The Chinese state appears ready to make nice with those on its blacklist for help.
Chinese President Xi Jinping recently appeared at a symposium with billionaire Jack Ma, founder of the Chinese online marketplace and service provider Alibaba. Ma “withdrew from public life” in 2020 after his worldwide popularity potentially made him a rival to Xi’s authority. And Alibaba was given a record fine. Now, Xi is asking Ma to help drive more economic growth to pump more money into the sputtering economy.
“China’s Communist Party has a history of purging and then welcoming back senior officials,” wrote the Economist. Now, however, he seems to be welcome once again.
In one sense, Xi’s economic plans unveiled a decade ago, which aimed to expand China’s reach in technology and establish world-class high-tech companies like Huawei, or Chinese artificial intelligence firm, DeepSeek, have been wildly successful. But Xi is still pursuing state-led, export-oriented industrial policies while ignoring reforms that might expand economic prosperity, wrote World Politics Review.

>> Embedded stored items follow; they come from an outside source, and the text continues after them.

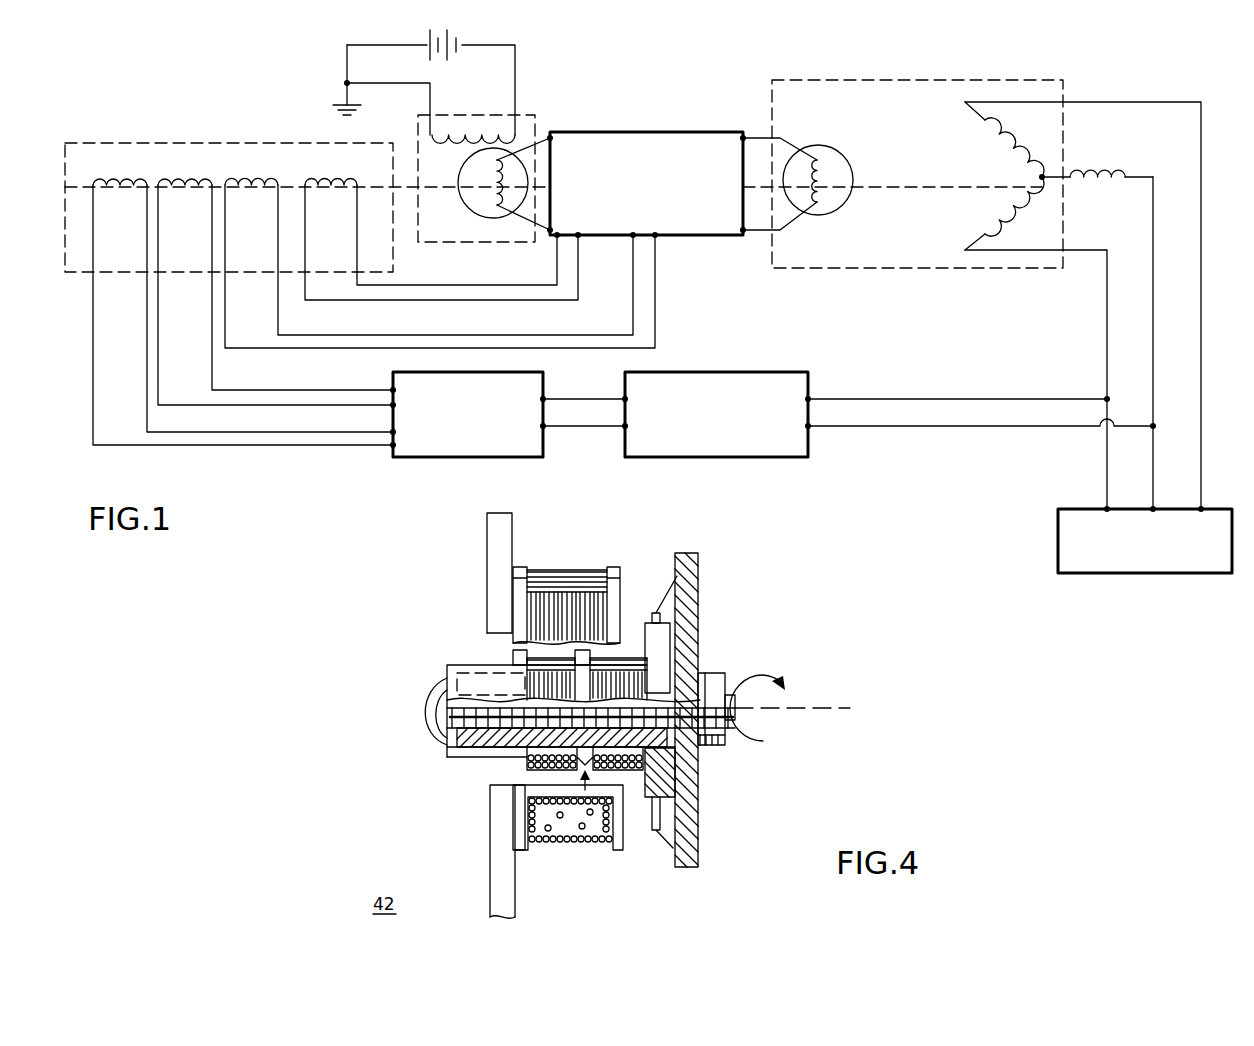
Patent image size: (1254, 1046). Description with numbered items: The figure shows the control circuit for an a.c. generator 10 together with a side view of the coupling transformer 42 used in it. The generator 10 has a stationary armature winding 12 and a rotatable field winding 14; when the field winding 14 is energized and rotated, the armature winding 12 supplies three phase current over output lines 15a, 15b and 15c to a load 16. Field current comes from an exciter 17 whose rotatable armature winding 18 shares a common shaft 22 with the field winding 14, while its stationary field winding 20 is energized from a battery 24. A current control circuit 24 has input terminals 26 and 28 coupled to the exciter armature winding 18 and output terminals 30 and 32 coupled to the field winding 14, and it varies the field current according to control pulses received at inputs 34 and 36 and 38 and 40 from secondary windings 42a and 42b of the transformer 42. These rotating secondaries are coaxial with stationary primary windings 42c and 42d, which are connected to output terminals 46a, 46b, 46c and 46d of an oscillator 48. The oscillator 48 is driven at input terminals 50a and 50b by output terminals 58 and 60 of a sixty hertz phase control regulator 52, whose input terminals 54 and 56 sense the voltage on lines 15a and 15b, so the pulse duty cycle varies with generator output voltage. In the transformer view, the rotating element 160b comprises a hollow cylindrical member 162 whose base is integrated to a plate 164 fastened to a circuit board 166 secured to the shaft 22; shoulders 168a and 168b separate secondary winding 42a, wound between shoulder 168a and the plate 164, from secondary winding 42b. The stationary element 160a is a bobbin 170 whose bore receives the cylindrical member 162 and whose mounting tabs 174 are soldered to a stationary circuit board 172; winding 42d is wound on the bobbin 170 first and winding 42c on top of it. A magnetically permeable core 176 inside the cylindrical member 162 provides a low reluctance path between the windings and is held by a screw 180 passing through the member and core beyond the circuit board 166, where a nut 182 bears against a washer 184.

In FIG. 1, the a.c. generator 10 is at (958, 270).
In FIG. 1, the armature winding 12 is at (1038, 223).
In FIG. 1, the field winding 14 is at (826, 160).
In FIG. 1, the output line 15a is at (1107, 352).
In FIG. 1, the output line 15b is at (1153, 322).
In FIG. 1, the output line 15c is at (1200, 292).
In FIG. 1, the load 16 is at (1058, 540).
In FIG. 1, the exciter 17 is at (470, 242).
In FIG. 1, the rotatable armature winding 18 is at (485, 178).
In FIG. 1, the stationary field winding 20 is at (490, 132).
In FIG. 1, the shaft 22 is at (975, 180).
In FIG. 4, the shaft 22 is at (822, 708).
In FIG. 1, the current control circuit 24 is at (462, 35).
In FIG. 1, the input terminal 26 is at (553, 138).
In FIG. 1, the input terminal 28 is at (549, 236).
In FIG. 1, the output terminal 30 is at (745, 135).
In FIG. 1, the output terminal 32 is at (745, 236).
In FIG. 1, the control circuit input 34 is at (576, 300).
In FIG. 1, the control circuit input 36 is at (580, 240).
In FIG. 1, the control circuit input 38 is at (636, 240).
In FIG. 1, the control circuit input 40 is at (658, 240).
In FIG. 1, the coupling transformer 42 is at (553, 207).
In FIG. 1, the secondary winding 42a is at (347, 182).
In FIG. 4, the secondary winding 42a is at (622, 774).
In FIG. 1, the secondary winding 42b is at (258, 182).
In FIG. 4, the secondary winding 42b is at (540, 773).
In FIG. 1, the primary winding 42c is at (128, 182).
In FIG. 4, the primary winding 42c is at (545, 846).
In FIG. 1, the primary winding 42d is at (190, 182).
In FIG. 4, the primary winding 42d is at (598, 846).
In FIG. 1, the oscillator output terminal 46a is at (392, 446).
In FIG. 1, the oscillator output terminal 46b is at (391, 433).
In FIG. 1, the oscillator output terminal 46c is at (390, 405).
In FIG. 1, the oscillator output terminal 46d is at (392, 390).
In FIG. 1, the oscillator 48 is at (490, 458).
In FIG. 1, the oscillator input terminal 50a is at (545, 399).
In FIG. 1, the oscillator input terminal 50b is at (545, 428).
In FIG. 1, the 60 hertz phase control regulator 52 is at (757, 458).
In FIG. 1, the regulator input terminal 54 is at (810, 399).
In FIG. 1, the regulator input terminal 56 is at (810, 427).
In FIG. 1, the regulator output terminal 58 is at (625, 397).
In FIG. 1, the regulator output terminal 60 is at (625, 428).
In FIG. 4, the stationary element 160a is at (623, 852).
In FIG. 4, the rotating element 160b is at (668, 853).
In FIG. 4, the hollow cylindrical member 162 is at (447, 746).
In FIG. 4, the plate 164 is at (656, 612).
In FIG. 4, the circuit board 166 is at (690, 576).
In FIG. 4, the shoulder 168a is at (647, 657).
In FIG. 4, the shoulder 168b is at (515, 657).
In FIG. 4, the bobbin 170 is at (513, 826).
In FIG. 4, the stationary circuit board 172 is at (490, 861).
In FIG. 4, the mounting tabs 174 is at (519, 565).
In FIG. 4, the magnetically permeable core 176 is at (470, 750).
In FIG. 4, the screw 180 is at (445, 692).
In FIG. 4, the nut 182 is at (715, 674).
In FIG. 4, the washer 184 is at (708, 750).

These problems spill onto the streets. Protests in China increased by more than 20 percent in the last quarter of 2024 compared with a year earlier, according to the Christian Science Monitor, citing figures affiliated with Freedom House, a US-based human rights advocacy group. Of the 7,000 incidents tracked since 2022, most stemmed from “economic grievances such as unpaid wages, housing disputes, and confiscation of rural land by local governments.”
Xi insists, meanwhile, that gross domestic product will grow by around 5 percent this year, noted British think tank Chatham House.
That won’t happen unless everyone starts importing more Chinese goods and Chinese consumers spend money to hit those targets.
Analysts said the newly released 30-point plan to increase domestic consumption was light on specifics and will do little to fix China’s bigger problems, namely deflation, unemployment, and low household income.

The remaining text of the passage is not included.